• Yanks Wanted Choo Before Beltran

    Posted by on December 18th, 2013 · Comments (3)

    Via Jeff Passan

    In the aftermath of Robinson Cano’s defection to Seattle, New York presented [Shin-Soo] Choo a seven-year, $140 million deal, three sources outside the Yankees’ organization told Yahoo Sports. When Boras countered asking for more money – one source indicated he wanted “Ellsbury money,” or $153 million over seven years – the Yankees pulled the offer and signed Carlos Beltran to a three-year, $45 million deal.

    Asked to confirm the Choo offer, Yankees officials declined comment.

    Good luck to Choo, if he thinks he can get a better deal than that offer.

    Comments on Yanks Wanted Choo Before Beltran

    1. Kamieniecki
      December 18th, 2013 | 8:36 pm

      By Wins Above Replacement, over the past four years, Robinson Cano has been the best player in baseball, but Cashman allows Cano to leave for Seattle while offering $293 million to Ellsbury and Choo, and replacing Cano at second with Brian Roberts. I guess this is a 16-year G.M.s attempt to follow the “blueprint” of a 2-year G.M. in Boston, but it isn’t going to work…

    2. Mr. October
      December 18th, 2013 | 9:09 pm

      Kamieniecki wrote:

      … I guess this is a 16-year G.M.s attempt to follow the “blueprint” of a 2-year G.M. in Boston, but it isn’t going to work.
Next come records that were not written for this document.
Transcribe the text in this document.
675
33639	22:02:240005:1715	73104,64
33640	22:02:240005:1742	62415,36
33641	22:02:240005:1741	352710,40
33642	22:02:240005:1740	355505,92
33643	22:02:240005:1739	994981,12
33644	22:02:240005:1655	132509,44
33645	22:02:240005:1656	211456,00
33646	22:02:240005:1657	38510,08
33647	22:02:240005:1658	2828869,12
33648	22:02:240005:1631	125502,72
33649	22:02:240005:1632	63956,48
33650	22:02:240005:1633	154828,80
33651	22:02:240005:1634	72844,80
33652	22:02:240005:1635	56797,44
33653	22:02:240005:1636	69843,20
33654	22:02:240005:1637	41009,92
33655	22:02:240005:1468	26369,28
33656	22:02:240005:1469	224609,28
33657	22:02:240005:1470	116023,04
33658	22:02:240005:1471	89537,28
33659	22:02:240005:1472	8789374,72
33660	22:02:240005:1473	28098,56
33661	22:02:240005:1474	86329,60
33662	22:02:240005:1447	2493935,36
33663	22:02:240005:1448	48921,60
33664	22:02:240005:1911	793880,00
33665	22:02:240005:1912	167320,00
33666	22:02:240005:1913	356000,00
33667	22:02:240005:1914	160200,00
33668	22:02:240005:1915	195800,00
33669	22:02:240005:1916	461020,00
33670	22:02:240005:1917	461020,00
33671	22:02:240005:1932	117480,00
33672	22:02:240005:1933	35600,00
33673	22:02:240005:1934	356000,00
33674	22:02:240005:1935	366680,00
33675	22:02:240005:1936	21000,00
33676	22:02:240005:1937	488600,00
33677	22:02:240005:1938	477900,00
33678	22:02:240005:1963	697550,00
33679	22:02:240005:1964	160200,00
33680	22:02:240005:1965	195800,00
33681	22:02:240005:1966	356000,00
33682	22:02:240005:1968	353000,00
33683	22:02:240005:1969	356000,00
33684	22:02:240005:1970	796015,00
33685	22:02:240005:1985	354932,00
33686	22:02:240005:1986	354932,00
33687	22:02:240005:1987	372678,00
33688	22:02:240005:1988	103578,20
      “Cano was worth 7.6 Wins Above Replacement in 2013. McCann, Beltran, and Ellsbury were worth 10.4 bWAR combined. Losing Cano wipes out most of the gains made by signing the other three players, and while Cano will make $24 million in Seattle next year, [Cashman] will pay the other three $53 million.”

    3. Evan3457
      December 19th, 2013 | 12:25 am

      Cano was 7.6 WAR at Bref, and 6.0 WAR at Fangraphs in 2013.

      His average, for the last 5 years, is 6.8 at Bref, and 5.9 at Fangraphs.
      For the last 3 years, it’s 7.2 at Bref, and 6.6 at Fangraphs.

      And he’s turing 31, which means his prime is immediately behind him, and he’s likely to slowly decline from here for 3-4 years, then decline quickly thereafter.